Scientists have discovered a new species of marmoset hidden away in the forests of the Brazilian Amazon, and the monkeys are already highly threatened by habitat loss, according to a study from the Wildlife Conservation Society

The small monkey, which is now known as Schneider’s marmoset, has been found in the “arc of deforestation.” This is a region along the southern edge of the Amazon that is rapidly being deforested and converted for agriculture. The experts report that this particular area accounts for half of the global land use change in the past 30 years.

The discovery of Schneider’s marmoset was made by a team of researchers led by Rodrigo Costa Araújo, who is currently a researcher at Museu Paraense Emílio Goeldi. 

The marmoset has been named after Professor Horacio Schneider, a pioneer and major contributor to the research of diversity and evolution of monkeys.

The Amazon marmosets – which belong to the genus Mico – are among the more diverse groups of monkeys.

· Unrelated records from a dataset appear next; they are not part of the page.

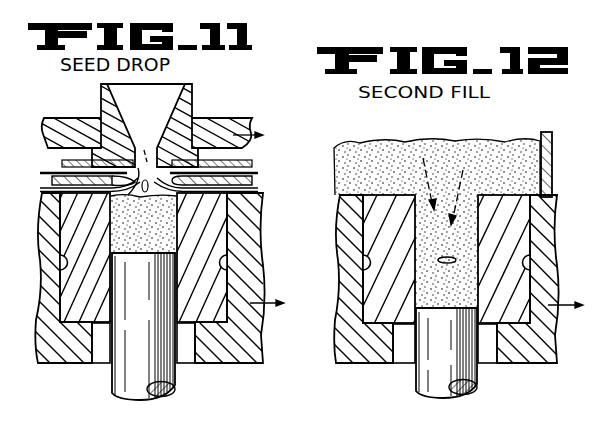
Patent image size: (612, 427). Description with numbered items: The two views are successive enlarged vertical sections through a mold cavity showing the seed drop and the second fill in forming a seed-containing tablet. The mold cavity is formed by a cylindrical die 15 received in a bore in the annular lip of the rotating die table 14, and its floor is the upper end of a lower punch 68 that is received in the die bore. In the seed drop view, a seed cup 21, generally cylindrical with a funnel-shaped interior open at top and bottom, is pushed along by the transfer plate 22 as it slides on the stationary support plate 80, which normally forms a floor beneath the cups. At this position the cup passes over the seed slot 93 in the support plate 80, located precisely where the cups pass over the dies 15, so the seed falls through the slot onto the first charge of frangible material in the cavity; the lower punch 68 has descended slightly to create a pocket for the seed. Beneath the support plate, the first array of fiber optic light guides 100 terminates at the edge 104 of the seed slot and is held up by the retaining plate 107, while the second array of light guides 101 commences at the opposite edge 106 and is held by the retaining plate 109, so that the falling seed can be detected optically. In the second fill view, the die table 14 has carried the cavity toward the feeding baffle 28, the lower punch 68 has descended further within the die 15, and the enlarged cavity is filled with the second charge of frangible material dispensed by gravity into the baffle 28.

In FIG. 11, the die table 14 is at (38, 364).
In FIG. 12, the die table 14 is at (358, 360).
In FIG. 11, the die 15 is at (228, 251).
In FIG. 12, the die 15 is at (521, 240).
In FIG. 11, the seed cup 21 is at (193, 89).
In FIG. 11, the transfer plate 22 is at (215, 118).
In FIG. 12, the feeding baffle 28 is at (553, 166).
In FIG. 11, the lower punch 68 is at (112, 386).
In FIG. 12, the lower punch 68 is at (416, 396).
In FIG. 11, the stationary support plate 80 is at (157, 163).
In FIG. 11, the seed slot 93 is at (152, 160).
In FIG. 11, the first array of fiber optic light guides 100 is at (50, 171).
In FIG. 11, the second array of fiber optic light guides 101 is at (252, 165).
In FIG. 11, the edge of the seed slot 104 is at (109, 200).
In FIG. 11, the opposite edge of the seed slot 106 is at (258, 190).
In FIG. 11, the retaining plate 107 is at (52, 180).
In FIG. 11, the retaining plate 109 is at (255, 178).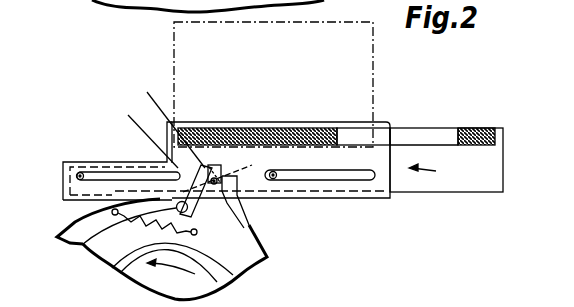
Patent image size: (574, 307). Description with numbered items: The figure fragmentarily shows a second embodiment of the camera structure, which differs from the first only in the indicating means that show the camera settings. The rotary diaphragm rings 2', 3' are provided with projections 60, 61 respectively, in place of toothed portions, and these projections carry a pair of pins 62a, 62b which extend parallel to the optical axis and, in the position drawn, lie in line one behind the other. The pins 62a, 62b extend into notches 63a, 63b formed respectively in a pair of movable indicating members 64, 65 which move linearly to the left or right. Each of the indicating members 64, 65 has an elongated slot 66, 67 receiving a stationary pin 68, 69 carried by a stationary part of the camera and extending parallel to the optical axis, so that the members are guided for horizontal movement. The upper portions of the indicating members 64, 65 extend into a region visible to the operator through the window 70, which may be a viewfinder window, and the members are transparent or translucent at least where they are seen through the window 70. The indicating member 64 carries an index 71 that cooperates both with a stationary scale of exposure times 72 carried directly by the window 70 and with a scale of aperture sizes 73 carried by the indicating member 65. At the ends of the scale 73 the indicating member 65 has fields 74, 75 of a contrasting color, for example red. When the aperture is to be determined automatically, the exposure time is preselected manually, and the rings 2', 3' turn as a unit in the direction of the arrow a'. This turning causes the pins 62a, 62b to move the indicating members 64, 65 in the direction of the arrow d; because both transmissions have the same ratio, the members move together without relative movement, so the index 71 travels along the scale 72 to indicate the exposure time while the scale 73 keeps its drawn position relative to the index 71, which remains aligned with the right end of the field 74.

The projection 60 is at (238, 197).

This group is found only in the threatened forests of the arc of deforestation. 

There is currently no conservation response to address the habitat losses that threaten the future of Mico monkeys, mainly because they are poorly studied, and the total number of Amazon marmoset species remains unknown. 

According to the experts, further research is needed to assess the conservation status of M. schneideri and to investigate the southern portion of its geographical distribution. The first step toward protecting the endangered monkeys of the Amazon is a better understanding of exactly how many species exist. 

“There are 146 primate species and subspecies in Amazonia, representing 20 percent of the global primate diversity and comprising the most diverse primate fauna in the world,” wrote the study authors.

“Nonetheless, primate diversity remains understudied in Amazonia, as manifested by regular discoveries of new species. This incomplete taxonomic knowledge and the scarcity of basic ecological and distributional data for even well-known species is a major impediment to the design and implementation of effective conservation actions.”

The study is published in the journal Scientific Reports.